The business of illegal drugs is so filthy it’s hard to describe. And I’m talking both sides of the coin, both those who deal in them, and those who try to arrest them. My personal opinion is that the problem would be solved if the government just got out of our bloodstreams and let us get high any way we want to. This seems harsh to some, I know. There would be a lot of overdoses. (As if we don’t have them now! 66,000 this year so far.) There would be those who spend their lives zoning out on the couch. Tell me, would you rather have them breaking into your house to steal stuff so they can buy drugs? Let them nod, say I. I would even be happy to put them on welfare. Really. Much cheaper in the end. If they want to waste their lives, who am I to tell them to stop? And by the way, I’d take their children away from them if they couldn’t straighten up, get a life, and raise them properly. Sorry, dude. Keep on mainlining. See if I care.
So what have our restrictive drug laws bought us? Multi-billionaire drug lords in Mexico and Columbia. Men so powerful they buy entire governments. Gang wars over the insane profits to be made by catering to the insatiable American demand for all means of getting high. Corruption of our own law enforcement agencies. The American government keeping drug prices high by making it costly and sometimes deadly to make and sell them. You think heroin or cocaine or marijuana are just naturally expensive? Think again. If they were legal they would be as cheap as Coca-Cola. And the drug lords empires would collapse.

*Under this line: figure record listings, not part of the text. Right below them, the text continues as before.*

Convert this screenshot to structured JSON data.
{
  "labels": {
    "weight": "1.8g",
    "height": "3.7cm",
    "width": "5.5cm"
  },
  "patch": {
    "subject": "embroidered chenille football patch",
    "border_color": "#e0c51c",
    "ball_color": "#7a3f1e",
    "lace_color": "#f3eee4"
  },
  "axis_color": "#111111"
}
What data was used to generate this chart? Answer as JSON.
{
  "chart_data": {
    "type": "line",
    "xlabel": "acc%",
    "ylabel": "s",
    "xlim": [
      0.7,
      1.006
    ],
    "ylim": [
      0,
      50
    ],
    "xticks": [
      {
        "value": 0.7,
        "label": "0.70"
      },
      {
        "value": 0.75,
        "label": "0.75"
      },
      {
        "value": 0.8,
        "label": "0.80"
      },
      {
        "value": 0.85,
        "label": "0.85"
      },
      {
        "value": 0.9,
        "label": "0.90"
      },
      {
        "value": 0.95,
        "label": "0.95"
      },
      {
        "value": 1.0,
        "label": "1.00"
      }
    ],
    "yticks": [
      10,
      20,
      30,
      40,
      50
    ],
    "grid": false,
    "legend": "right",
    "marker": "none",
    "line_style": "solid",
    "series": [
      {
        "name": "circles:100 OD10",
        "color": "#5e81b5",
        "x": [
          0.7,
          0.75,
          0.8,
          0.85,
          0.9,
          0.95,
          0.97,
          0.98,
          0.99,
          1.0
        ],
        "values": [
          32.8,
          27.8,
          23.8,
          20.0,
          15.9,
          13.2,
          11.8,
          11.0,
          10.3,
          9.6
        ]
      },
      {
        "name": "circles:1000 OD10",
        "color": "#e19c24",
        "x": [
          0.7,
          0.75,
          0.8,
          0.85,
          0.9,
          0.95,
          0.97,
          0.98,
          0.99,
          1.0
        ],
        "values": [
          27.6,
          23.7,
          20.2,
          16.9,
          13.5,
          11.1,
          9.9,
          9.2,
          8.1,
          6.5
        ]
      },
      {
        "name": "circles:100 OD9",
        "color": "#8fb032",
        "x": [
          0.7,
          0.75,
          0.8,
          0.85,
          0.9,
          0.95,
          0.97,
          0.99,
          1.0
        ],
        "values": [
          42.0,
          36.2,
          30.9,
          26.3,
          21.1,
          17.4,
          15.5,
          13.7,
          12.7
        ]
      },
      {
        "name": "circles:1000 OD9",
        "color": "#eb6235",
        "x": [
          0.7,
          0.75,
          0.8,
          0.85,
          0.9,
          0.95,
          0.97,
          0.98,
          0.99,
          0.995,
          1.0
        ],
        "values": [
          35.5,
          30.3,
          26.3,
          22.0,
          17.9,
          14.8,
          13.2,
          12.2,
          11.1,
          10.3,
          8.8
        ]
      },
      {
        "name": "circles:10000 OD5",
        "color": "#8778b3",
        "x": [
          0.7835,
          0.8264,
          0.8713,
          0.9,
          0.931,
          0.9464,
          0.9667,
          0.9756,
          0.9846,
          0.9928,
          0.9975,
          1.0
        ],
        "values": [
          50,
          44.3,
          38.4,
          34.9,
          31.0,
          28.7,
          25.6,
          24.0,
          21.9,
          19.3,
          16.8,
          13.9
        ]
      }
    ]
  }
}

One more thing it has bought us is tragic stories like this one. Being an undercover nark is an inherently filthy occupation. There’s no other way to put it. You deal with scum every day. It’s certain to rub off on you. You lie, cheat, betray people you have befriended. And you have to do what we see idealistic Jennifer Jason Leigh and seen-it-all Jason Patric do. To prove to the dealers that you are not a nark, you have to shoot up with them. And guess where that gets you? Hooked through the arm, that’s where. Before long it’s damned hard to tell the nark from the dealer.
This is an ugly story about an ugly profession but, aside from a pretty unbelievable ending, it seems honest. You’ll want to take a shower after you see it. But if you can stand it, it’s worth the slog through the sewer. A bit surprisingly, it was directed by a woman, Lili Fini Zanuck. Is that sexist? It’s just that this is not the usual kind of story women directors are attracted to. She did a good job … and it is her only feature film as director, though she has produced a ton of stuff. Sam Elliott and Gregg Allman co-star.